This page indicates my teaching philosophy.
My teaching takes to heart what I learned from Greg Wilson, that teaching is much more about motivating students than it is knowledge transfer. Students have access to any information they want through the internet, but a classroom environment has the powerful advantage of the presence of peers and a knowledgeable instructor. I take a semi-spontaneous approach to teaching, as inspired by improv comedy – I have a rough guideline that I abide to, but am not afraid to deviate from this where necessary, responding to how the class is feeling about a topic. I use various methods to keep constant awareness of how the class is feeling, through simple methods such as asking questions, to more modern active learning strategies such as think-pair-share, which leverages the knowledge of peers.
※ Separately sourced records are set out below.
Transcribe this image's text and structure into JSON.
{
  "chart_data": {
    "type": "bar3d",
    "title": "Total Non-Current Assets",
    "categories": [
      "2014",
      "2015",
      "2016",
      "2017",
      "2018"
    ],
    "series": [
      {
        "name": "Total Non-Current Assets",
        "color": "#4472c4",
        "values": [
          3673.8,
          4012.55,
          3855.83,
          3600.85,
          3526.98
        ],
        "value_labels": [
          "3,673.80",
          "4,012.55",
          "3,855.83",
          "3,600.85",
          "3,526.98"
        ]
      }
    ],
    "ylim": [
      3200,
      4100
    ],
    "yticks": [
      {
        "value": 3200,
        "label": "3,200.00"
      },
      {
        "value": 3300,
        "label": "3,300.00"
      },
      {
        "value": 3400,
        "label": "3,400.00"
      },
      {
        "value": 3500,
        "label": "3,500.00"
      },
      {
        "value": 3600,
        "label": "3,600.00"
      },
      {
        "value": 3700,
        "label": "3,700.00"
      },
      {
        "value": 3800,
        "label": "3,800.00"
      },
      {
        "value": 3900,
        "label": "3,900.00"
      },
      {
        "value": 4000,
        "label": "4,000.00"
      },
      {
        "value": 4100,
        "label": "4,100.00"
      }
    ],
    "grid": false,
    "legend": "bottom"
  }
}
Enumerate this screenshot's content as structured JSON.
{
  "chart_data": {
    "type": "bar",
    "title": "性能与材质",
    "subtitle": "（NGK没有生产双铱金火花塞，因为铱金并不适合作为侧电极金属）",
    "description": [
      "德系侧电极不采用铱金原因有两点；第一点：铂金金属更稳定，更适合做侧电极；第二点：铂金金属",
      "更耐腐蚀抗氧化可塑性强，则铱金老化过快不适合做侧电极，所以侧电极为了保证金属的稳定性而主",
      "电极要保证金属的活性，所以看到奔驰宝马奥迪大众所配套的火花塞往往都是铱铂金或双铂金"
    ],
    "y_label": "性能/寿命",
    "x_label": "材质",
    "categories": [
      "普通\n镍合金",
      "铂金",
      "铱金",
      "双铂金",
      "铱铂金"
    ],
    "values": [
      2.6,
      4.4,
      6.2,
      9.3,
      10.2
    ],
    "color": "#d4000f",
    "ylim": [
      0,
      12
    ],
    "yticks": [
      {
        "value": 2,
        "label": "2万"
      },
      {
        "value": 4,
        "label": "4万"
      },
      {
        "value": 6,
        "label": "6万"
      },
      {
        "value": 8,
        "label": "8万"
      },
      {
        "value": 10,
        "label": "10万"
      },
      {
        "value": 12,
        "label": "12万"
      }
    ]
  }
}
I believe in quality over quantity, and this is especially important for a program as time-sensitive as the Master of Data Science program at UBC that I currently teach in. Here, I focus on fundamental concepts, asking the question “what must the students absolutely know by the end of this course?” To help answer this, I look to fundamental concepts as they relate to applications, not necessarily how they are developed in academia. I stick to these core concepts, and show students just how far they can go by exploring deeper concepts and data science methods – again, going back to motivation over knowledge transfer.
I believe that teaching is far less effective when done “in a vacuum”, as opposed to collaboratively with the input and feedback from peers. I’m lucky to be involved with open and communicative colleagues who can share their input, to build world-class courses in data science. And I’m happy to be on the other end as well, providing input and feedback to my colleagues.